Showing posts with label susan patron. Show all posts
Showing posts with label susan patron. Show all posts

Sunday, October 11, 2009

Maurice Sendak and "Where the Wild Things Are"


ONE of the fascinating things about literature -- especially popular literature -- is the way it tracks the contours of the society that produces it. which is a fancy way of saying, maurice sendak books like "where the wild things are" not only reflected those churnings in american culture in the late 50s/early 60s, it helped produce what we learned to call "the 60s."

sendak, of course, is in the news because of friday's opening of the long-awaited spike jonze-helmed "where the wild things are" film.
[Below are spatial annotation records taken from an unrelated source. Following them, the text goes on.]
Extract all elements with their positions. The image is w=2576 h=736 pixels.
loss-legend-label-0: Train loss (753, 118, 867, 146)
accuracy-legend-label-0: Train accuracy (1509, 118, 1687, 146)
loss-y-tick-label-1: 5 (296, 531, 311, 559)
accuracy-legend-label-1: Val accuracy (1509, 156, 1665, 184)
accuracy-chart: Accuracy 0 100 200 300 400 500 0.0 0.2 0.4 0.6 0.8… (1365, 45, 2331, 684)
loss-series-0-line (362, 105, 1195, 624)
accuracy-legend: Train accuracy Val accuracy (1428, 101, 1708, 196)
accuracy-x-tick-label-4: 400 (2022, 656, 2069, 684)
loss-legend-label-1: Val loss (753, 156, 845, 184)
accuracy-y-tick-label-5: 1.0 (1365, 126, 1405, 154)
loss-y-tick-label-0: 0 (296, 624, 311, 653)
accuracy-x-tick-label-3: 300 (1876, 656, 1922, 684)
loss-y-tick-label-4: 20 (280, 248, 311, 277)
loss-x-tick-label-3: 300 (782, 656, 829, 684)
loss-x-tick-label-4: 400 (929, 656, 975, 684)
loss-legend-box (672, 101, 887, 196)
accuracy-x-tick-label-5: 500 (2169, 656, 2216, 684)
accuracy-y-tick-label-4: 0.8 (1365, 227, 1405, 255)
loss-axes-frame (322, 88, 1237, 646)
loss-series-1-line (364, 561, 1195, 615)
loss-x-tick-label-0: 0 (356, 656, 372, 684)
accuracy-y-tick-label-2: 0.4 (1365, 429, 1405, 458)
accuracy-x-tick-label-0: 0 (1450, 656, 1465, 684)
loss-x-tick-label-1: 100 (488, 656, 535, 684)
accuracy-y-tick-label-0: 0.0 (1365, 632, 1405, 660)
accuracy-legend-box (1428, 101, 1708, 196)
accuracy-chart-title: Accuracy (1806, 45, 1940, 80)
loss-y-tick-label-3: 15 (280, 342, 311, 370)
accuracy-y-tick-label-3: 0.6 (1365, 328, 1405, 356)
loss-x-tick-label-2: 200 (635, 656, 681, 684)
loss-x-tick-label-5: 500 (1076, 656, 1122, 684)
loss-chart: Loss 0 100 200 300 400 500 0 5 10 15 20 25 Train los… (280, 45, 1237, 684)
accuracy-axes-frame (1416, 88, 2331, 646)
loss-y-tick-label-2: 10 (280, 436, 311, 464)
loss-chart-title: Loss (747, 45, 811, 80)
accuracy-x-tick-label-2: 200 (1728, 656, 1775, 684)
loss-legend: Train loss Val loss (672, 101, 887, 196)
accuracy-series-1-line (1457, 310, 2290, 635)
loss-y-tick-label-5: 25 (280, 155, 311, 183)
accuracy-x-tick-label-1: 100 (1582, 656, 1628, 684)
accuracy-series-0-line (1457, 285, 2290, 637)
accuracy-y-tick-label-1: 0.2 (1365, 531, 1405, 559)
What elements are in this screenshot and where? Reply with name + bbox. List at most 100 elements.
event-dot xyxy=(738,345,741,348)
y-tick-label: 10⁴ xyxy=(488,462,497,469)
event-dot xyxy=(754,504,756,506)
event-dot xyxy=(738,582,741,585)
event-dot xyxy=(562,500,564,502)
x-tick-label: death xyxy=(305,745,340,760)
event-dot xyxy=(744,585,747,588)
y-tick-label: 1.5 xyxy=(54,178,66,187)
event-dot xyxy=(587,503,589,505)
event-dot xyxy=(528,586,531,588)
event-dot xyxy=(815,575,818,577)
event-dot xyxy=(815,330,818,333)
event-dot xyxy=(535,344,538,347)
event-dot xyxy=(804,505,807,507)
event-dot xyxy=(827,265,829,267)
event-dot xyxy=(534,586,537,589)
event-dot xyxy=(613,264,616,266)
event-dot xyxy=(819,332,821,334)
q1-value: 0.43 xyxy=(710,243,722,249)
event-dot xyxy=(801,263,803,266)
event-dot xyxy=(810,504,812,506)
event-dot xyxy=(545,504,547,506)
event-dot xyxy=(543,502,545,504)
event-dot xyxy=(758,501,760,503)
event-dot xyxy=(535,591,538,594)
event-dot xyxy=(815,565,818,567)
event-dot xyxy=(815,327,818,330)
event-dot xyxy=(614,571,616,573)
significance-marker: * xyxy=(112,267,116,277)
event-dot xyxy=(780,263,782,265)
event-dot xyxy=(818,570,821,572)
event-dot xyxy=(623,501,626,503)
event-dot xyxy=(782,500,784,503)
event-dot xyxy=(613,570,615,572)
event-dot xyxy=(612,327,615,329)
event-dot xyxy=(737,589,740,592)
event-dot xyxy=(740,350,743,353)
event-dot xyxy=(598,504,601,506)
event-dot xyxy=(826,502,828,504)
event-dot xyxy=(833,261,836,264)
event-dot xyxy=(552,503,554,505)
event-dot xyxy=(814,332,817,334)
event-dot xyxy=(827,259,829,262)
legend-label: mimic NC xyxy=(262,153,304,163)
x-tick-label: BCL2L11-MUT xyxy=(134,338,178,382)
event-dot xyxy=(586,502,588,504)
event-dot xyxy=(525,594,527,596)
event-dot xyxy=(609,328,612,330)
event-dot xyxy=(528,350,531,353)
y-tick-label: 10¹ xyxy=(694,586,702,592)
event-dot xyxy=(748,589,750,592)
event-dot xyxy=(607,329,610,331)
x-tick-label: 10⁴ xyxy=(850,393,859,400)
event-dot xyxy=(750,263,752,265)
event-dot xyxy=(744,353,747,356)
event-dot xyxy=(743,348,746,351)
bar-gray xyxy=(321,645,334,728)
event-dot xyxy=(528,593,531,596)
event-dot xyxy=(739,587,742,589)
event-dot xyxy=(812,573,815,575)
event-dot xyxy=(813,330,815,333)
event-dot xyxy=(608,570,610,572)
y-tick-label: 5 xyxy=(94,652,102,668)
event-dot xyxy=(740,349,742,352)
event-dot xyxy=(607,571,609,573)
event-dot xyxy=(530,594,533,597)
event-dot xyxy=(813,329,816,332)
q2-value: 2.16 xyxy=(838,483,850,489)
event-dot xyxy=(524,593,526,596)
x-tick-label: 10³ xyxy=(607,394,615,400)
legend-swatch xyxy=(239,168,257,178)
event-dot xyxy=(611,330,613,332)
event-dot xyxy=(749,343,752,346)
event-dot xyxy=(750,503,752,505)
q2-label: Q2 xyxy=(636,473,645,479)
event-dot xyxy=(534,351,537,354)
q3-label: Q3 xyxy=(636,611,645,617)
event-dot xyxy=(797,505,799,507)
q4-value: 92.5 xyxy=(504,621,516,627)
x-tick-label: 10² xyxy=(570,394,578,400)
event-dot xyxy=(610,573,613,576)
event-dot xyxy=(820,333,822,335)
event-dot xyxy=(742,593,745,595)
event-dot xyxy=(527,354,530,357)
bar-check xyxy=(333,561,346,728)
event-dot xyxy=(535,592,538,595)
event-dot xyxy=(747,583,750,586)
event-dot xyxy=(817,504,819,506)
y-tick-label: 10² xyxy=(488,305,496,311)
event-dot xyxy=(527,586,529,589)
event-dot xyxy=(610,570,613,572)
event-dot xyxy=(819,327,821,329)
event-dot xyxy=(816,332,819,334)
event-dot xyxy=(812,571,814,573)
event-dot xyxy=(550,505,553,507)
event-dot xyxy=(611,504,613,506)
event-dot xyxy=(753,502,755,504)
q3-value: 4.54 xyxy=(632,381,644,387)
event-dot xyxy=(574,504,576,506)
HERE is my story from today's LATimes, where i try to set sendak and his most famous book in cultural context. i spoke to sendak, jonze, librarian/ children's writer susan patron, and historian of children's lit seth lerer for the piece.

in the years before "wild things" came out, in 1963, the big kid-lit awards were being won by books of nursery rhymes and american patriots. robert mccloskey and e.b. white had published wonderful book in the protestant-pastoral tradition. (dr. seuss, of course, had hit his stride, though, i'm told, wasnt taken very seriously by the field's gatekeepers.)

something i wish i'd had room to get into the piece: as lerer points out, the 20th century was the first in which children typically had rooms of their own -- dickens grew up with several other kids in the bedroom with him. this allowed kids to develop their own private imaginations, but also generated anxieties -- will the room be here when i wake up? are there monsters in here with me? -- that sendak's "wild things" was one of the first to address so eloquently.

i will post at least one more "wild things" related piece as we build up to the film's release.